Luxemburger Wort

Yes we can

- Par Sirius

D’ailleurs

Que la lumière soit», «Eurêka!», «Vae victis», «Alea jacta est», «Panem et circenses», «Vox populi, vox dei», «Rendez à César ce qui est à César», «Eppur si muove», «To be or not to be», «Paris vaut bien une messe», «L’État, c’est moi», «Je pense, donc je suis», «No pasarán!», «L’argent n’a pas d’odeur», «J’accuse», «Du sang, de la sueur et des larmes», «Après nous le déluge», «Ich bin ein Berliner», «Un petit pas pour un homme, un grand pas pour l’humanité», «I have a dream», «Je suis Charlie».

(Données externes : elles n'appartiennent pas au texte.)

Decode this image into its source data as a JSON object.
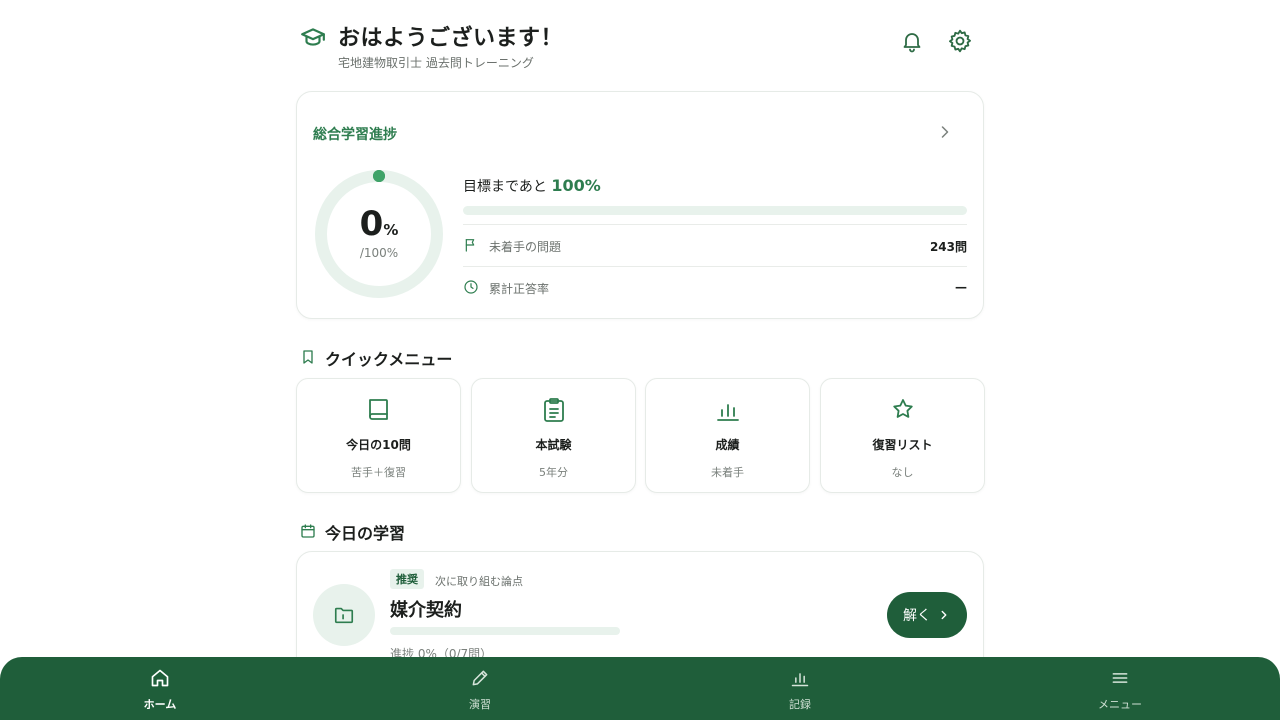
{
  "header": {
    "greeting": "おはようございます！",
    "subtitle": "宅地建物取引士 過去問トレーニング"
  },
  "progress": {
    "title": "総合学習進捗",
    "percent_value": "0",
    "percent_unit": "%",
    "percent_total": "/100%",
    "goal_prefix": "目標まであと",
    "goal_remaining": "100%",
    "progress_fraction": 0,
    "stats": [
      {
        "label": "未着手の問題",
        "value": "243問",
        "icon": "flag-icon"
      },
      {
        "label": "累計正答率",
        "value": "—",
        "icon": "clock-icon"
      }
    ]
  },
  "quick_menu": {
    "title": "クイックメニュー",
    "items": [
      {
        "title": "今日の10問",
        "sub": "苦手＋復習",
        "icon": "book-icon"
      },
      {
        "title": "本試験",
        "sub": "5年分",
        "icon": "clipboard-icon"
      },
      {
        "title": "成績",
        "sub": "未着手",
        "icon": "bar-chart-icon"
      },
      {
        "title": "復習リスト",
        "sub": "なし",
        "icon": "star-icon"
      }
    ]
  },
  "today": {
    "title": "今日の学習",
    "badge": "推奨",
    "note": "次に取り組む論点",
    "topic": "媒介契約",
    "topic_progress_fraction": 0,
    "progress_text": "進捗 0%（0/7問）",
    "button_label": "解く"
  },
  "nav": {
    "items": [
      {
        "label": "ホーム",
        "icon": "home-icon",
        "active": true
      },
      {
        "label": "演習",
        "icon": "pencil-icon",
        "active": false
      },
      {
        "label": "記録",
        "icon": "bar-chart-icon",
        "active": false
      },
      {
        "label": "メニュー",
        "icon": "menu-icon",
        "active": false
      }
    ]
  },
  "colors": {
    "accent": "#2e7d4f",
    "accent_dark": "#1f5e3a",
    "accent_light": "#e8f2ec"
  }
}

Que peuvent bien avoir en commun tous ces syntagmes ou «éléments de langage», comme on dit aujourd’hui? Eh bien, toutes ces formules mémorables sont ce qu’il est convenu d’appeler des «petites phrases». Celles-ci peuvent être impérative­s («Connais-toi toi-même»), négatives («Tu ne tueras point»), assertives («La propriété, c’est le vol»), interrogat­ives («Le pape, combien de divisions?»), emphatique­s («Vous n’avez pas le monopole du coeur»), revendicat­ives («Il est interdit d’interdire»), elliptique­s («Écrasons l’infâme»), excessives («Tous pourris!», sibyllines («Arx Tarpeia Capitoli proxima»), prophétiqu­es («Le XXIe siècle sera spirituel ou ne sera pas»), édifiantes, à l’instar des morales des fables («On a souvent besoin d’un plus petit que soi»), rimées («Noël au balcon, Pâques aux tisons»), certaines pouvant même tenir en un seul mot («abracadabr­antesque»).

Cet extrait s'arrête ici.